Christopher Chase-Dunn:

"The sequence of hegemonies can be understood as the evolution of global governance in the modern system. The interstate system as institutionalized at the Treaty of Westphalia in 1648 is still a fundamental institutional structure of the polity of the modern system. The system of theoretically sovereign states was expanded to include the peripheral regions in two large waves of decolonization (see Fig. 1), eventually resulting in a situation in which the whole modern system became composed of sovereign national states. East Asia was incorporated into this system in the nineteenth century, though aspects of the earlier East Asian tribute-trade state system were not completely obliterated by that incorporation (Hamashita 2003). Each of the hegemonies was larger as a proportion of the whole system than the earlier one had been. And each hegemony developed the institutions of economic and political-military control by which it led the larger system so that capitalism increasingly deepened its penetration of all the areas of the Earth. After the Napoleonic Wars, in which Britain finally defeated its main competitor for system-wide hegemony, France, global political institutions began to emerge over the tops of the Westphalian international system of national states. The first proto-world-government was the Concert of Europe, a fragile flower that wilted when its main proponents, Britain and the Austro-Hungarian Empire, disagreed about how to handle the world revolution of 1848. The Concert was followed by the League of Nations and then by the United Nations and the Bretton Woods international financial institutions (The World Bank, the International Monetary Fund and eventually the World Trade Organization). The political globalization evident in this trajectory of global governance evolved because the powers were in heavy contention with one another for geopolitical predominance and for economic resources, but also because resistance emerged within the polities of the core and in the regions of the non-core. The series of hegemonies, waves of colonial expansion and decolonization and the emergence of a proto-world-state occurred as the global elites struggled with one another with resistance from below.

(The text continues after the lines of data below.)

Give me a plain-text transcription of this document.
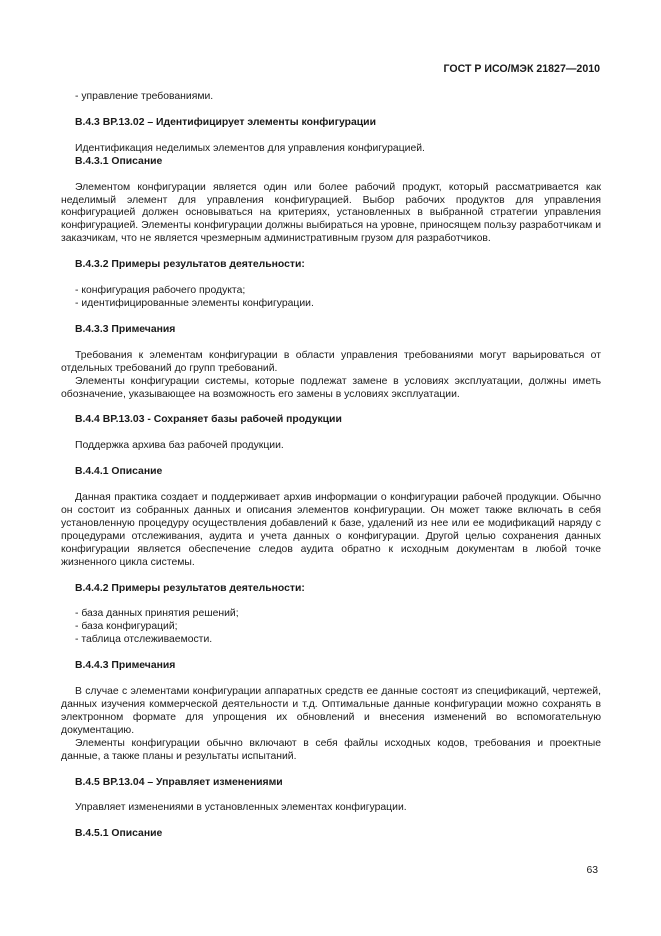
ГОСТ Р ИСО/МЭК 21827—2010

- управление требованиями.

В.4.3 ВР.13.02 – Идентифицирует элементы конфигурации

Идентификация неделимых элементов для управления конфигурацией.

В.4.3.1 Описание

Элементом конфигурации является один или более рабочий продукт, который рассматривается как неделимый элемент для управления конфигурацией. Выбор рабочих продуктов для управления конфигурацией должен основываться на критериях, установленных в выбранной стратегии управления конфигурацией. Элементы конфигурации должны выбираться на уровне, приносящем пользу разработчикам и заказчикам, что не является чрезмерным административным грузом для разработчиков.

В.4.3.2 Примеры результатов деятельности:

- конфигурация рабочего продукта;
- идентифицированные элементы конфигурации.

В.4.3.3 Примечания

Требования к элементам конфигурации в области управления требованиями могут варьироваться от отдельных требований до групп требований.

Элементы конфигурации системы, которые подлежат замене в условиях эксплуатации, должны иметь обозначение, указывающее на возможность его замены в условиях эксплуатации.

В.4.4 ВР.13.03 - Сохраняет базы рабочей продукции

Поддержка архива баз рабочей продукции.

В.4.4.1 Описание

Данная практика создает и поддерживает архив информации о конфигурации рабочей продукции. Обычно он состоит из собранных данных и описания элементов конфигурации. Он может также включать в себя установленную процедуру осуществления добавлений к базе, удалений из нее или ее модификаций наряду с процедурами отслеживания, аудита и учета данных о конфигурации. Другой целью сохранения данных конфигурации является обеспечение следов аудита обратно к исходным документам в любой точке жизненного цикла системы.

В.4.4.2 Примеры результатов деятельности:

- база данных принятия решений;
- база конфигураций;
- таблица отслеживаемости.

В.4.4.3 Примечания

В случае с элементами конфигурации аппаратных средств ее данные состоят из спецификаций, чертежей, данных изучения коммерческой деятельности и т.д. Оптимальные данные конфигурации можно сохранять в электронном формате для упрощения их обновлений и внесения изменений во вспомогательную документацию.

Элементы конфигурации обычно включают в себя файлы исходных кодов, требования и проектные данные, а также планы и результаты испытаний.

В.4.5 ВР.13.04 – Управляет изменениями

Управляет изменениями в установленных элементах конфигурации.

В.4.5.1 Описание

63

The waves of decolonization were accompanied by slave revolts, the rise of the labor movement, the extension of citizenship to men of no property, the women's movement and other associated rebellions and social movements. These movements affected the evolution of global governance in part because the rebellions often clustered together in time, forming what have been called ‘world revolutions’ (Arrighi et al. 1989). The Protestant Reformation in Europe was an early instance that played a huge role in the rise of the Dutch hegemony. The French Revolution of 1789 was linked in time with the American and Haitian revolts. The 1848 rebellion in Europe was both synchronous with the Taiping Rebellion in China and was linked with it by the diffusion of ideas, as it was also linked with the emergent Christian Sects in the United States. Nineteen seventeen was the year of the Bolsheviks in Russia, but also the same decade saw the Chinese Nationalist revolt, the Mexican Revolution, the Arab Revolt and the General Strike in Seattle led by the Industrial Workers of the World in the United States. Nineteen sixty-eight was a revolt of students in the U.S., Europe, Latin America as well as Red Guards in China. Nineteen eighty-nine was mainly in the Soviet Union and Eastern Europe, but important lessons about the value of civil rights beyond justification for capitalist democracy were learned by an emergent global civil society (Kaldor 2003). The current world revolution of ‘20xx’ (Chase-Dunn and Niemeyer 2009) will be discussed as a contemporary instance of global struggle. The big idea here is that the evolution of capitalism and of global governance is importantly a response to resistance and rebellions from below. This has been true in the past and is likely to continue to be true in the future. Boswell and Chase-Dunn (2000) contend that capitalism and socialism have dialectically interacted with one another in a positive feedback loop similar to a spiral. Labor and socialist movements were obviously a reaction to capitalist industrialization. U.S. hegemony and the post-World War II global institutions were importantly spurred on by the World Revolution of 1917 and the waves of decolonization."